Stupid things I've done to a Hewland
I thought it would be fun, instructive and a good waste of time to have a thread about the stupid things people have done to Hewlands. Here's my list, not all of which I did, but all of which I have suffered from...
Forget to torque the side fill plug and spew Redline ghastly blue stuff all over the inside of a Merlyn Mk 6A sports racer rear body half. Took hours to clean...to be honest, there was still some on it when I sold the car two years later, if you looked close. Last time I used Redline ghastly blue stuff...
Have a new pinion installed, get the fifth gear endfloat off by about .100" and take hours to figure out why you can't engage 5th gear.
Have the pinion nut come loose and find out exactly what happens when you run for a while with the pinion wobbling all around (just prior to getting the fifth gear end-float wrong above). (what happens is you get a spare MK4 pinion useful to help set the shift forks on the next Mk4 gearbox you work on, which is approximately never)
Leave the circlip off of an output shaft and have the shaft walk out during a session.
On a one-off custom installation make up a clutch bobbin spacer out of aluminium, and have it run dry and gall itself to the input shaft. Take gearbox out, take diff out, get the input shaft out, beat the spacer off with a big hammer, clearance the spacer ID, file/scrape/chisel the spacer mung that's welded itself to the input shaft off, lube the crap out of it with anti-seize and put it all back together and make the next session. (lesson learned is that 6061-T6 is the wrong material to make a clutch bobbin spacer from - it will last just long enough to lull you into complacency, then fail,,,)
the famous barometer deal and the multiple ways
i'll bet i would have found mr. bohr facinating..........but here's how eye would have calculated the height of the building using his famous barometer, which is different from what he said......i would have photographed the barometer and the building in the same photo so that their heights were coincident from a ground level camera, then measure the distance from the camera to the building and camera to the barometer, measure the height of the barometer and then calculate the height of the building from the trigometric sine function angular subtense of the barometer's height and distance from the camera. however his final approach is best because it involves charity and preservation of the barometer....he would have given the barometer to the building supervisor if the super would simply tell him the height of the building!

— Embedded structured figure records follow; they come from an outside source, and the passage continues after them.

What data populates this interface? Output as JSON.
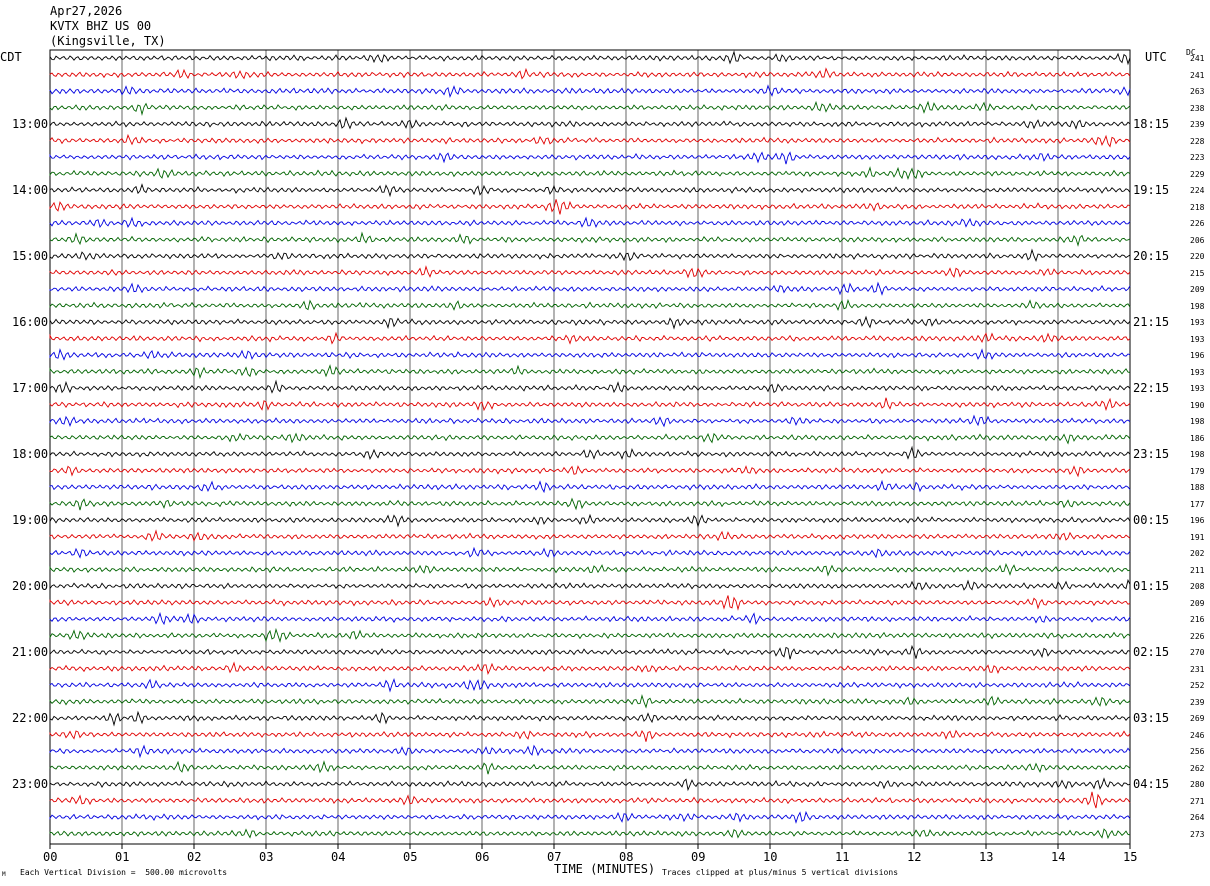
{
  "header": {
    "date": "Apr27,2026",
    "station": "KVTX BHZ US 00",
    "location": "(Kingsville, TX)"
  },
  "labels": {
    "left_zone": "CDT",
    "right_zone": "UTC",
    "dc_header": "DC",
    "x_axis_title": "TIME (MINUTES)",
    "vertical_division": "Each Vertical Division =  500.00 microvolts",
    "clip_note": "Traces clipped at plus/minus 5 vertical divisions",
    "corner_mark": "M"
  },
  "colors": {
    "trace_cycle": [
      "#000000",
      "#e00000",
      "#0000e0",
      "#006400"
    ],
    "grid": "#000000"
  },
  "chart_data": {
    "type": "line",
    "title": "KVTX BHZ US 00 (Kingsville, TX) Apr27,2026",
    "xlabel": "TIME (MINUTES)",
    "xlim": [
      0,
      15
    ],
    "x_ticks": [
      "00",
      "01",
      "02",
      "03",
      "04",
      "05",
      "06",
      "07",
      "08",
      "09",
      "10",
      "11",
      "12",
      "13",
      "14",
      "15"
    ],
    "rows_per_hour": 4,
    "minutes_per_row": 15,
    "row_count": 48,
    "left_time_labels": [
      "13:00",
      "14:00",
      "15:00",
      "16:00",
      "17:00",
      "18:00",
      "19:00",
      "20:00",
      "21:00",
      "22:00",
      "23:00"
    ],
    "right_time_labels": [
      "18:15",
      "19:15",
      "20:15",
      "21:15",
      "22:15",
      "23:15",
      "00:15",
      "01:15",
      "02:15",
      "03:15",
      "04:15"
    ],
    "time_label_first_row": 4,
    "dc_values": [
      241,
      241,
      263,
      238,
      239,
      228,
      223,
      229,
      224,
      218,
      226,
      206,
      220,
      215,
      209,
      198,
      193,
      193,
      196,
      193,
      193,
      190,
      198,
      186,
      198,
      179,
      188,
      177,
      196,
      191,
      202,
      211,
      208,
      209,
      216,
      226,
      270,
      231,
      252,
      239,
      269,
      246,
      256,
      262,
      280,
      271,
      264,
      273
    ],
    "vertical_division_microvolts": 500.0,
    "clip_divisions": 5
  }
}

uhhh.....ya'll have had the Email about how mr. bohr came to get his degree, right?
You can't laugh; you can't cry
It's late Friday night before the race weekend and I'm reinstalling the engine/gearbox (which had to be done as a single unit.) The gearbox hadn't been opened, so I know everything is okay. But, just to be sure, I rock the car and can get all 5 gears. Light off the motor to check for leaks. Everything's great. Put this turkey on the trailer (it's now 2 a.m.). Roll the car out of the garage and low-and-behold, there's the clutch bobbin lying on the floor.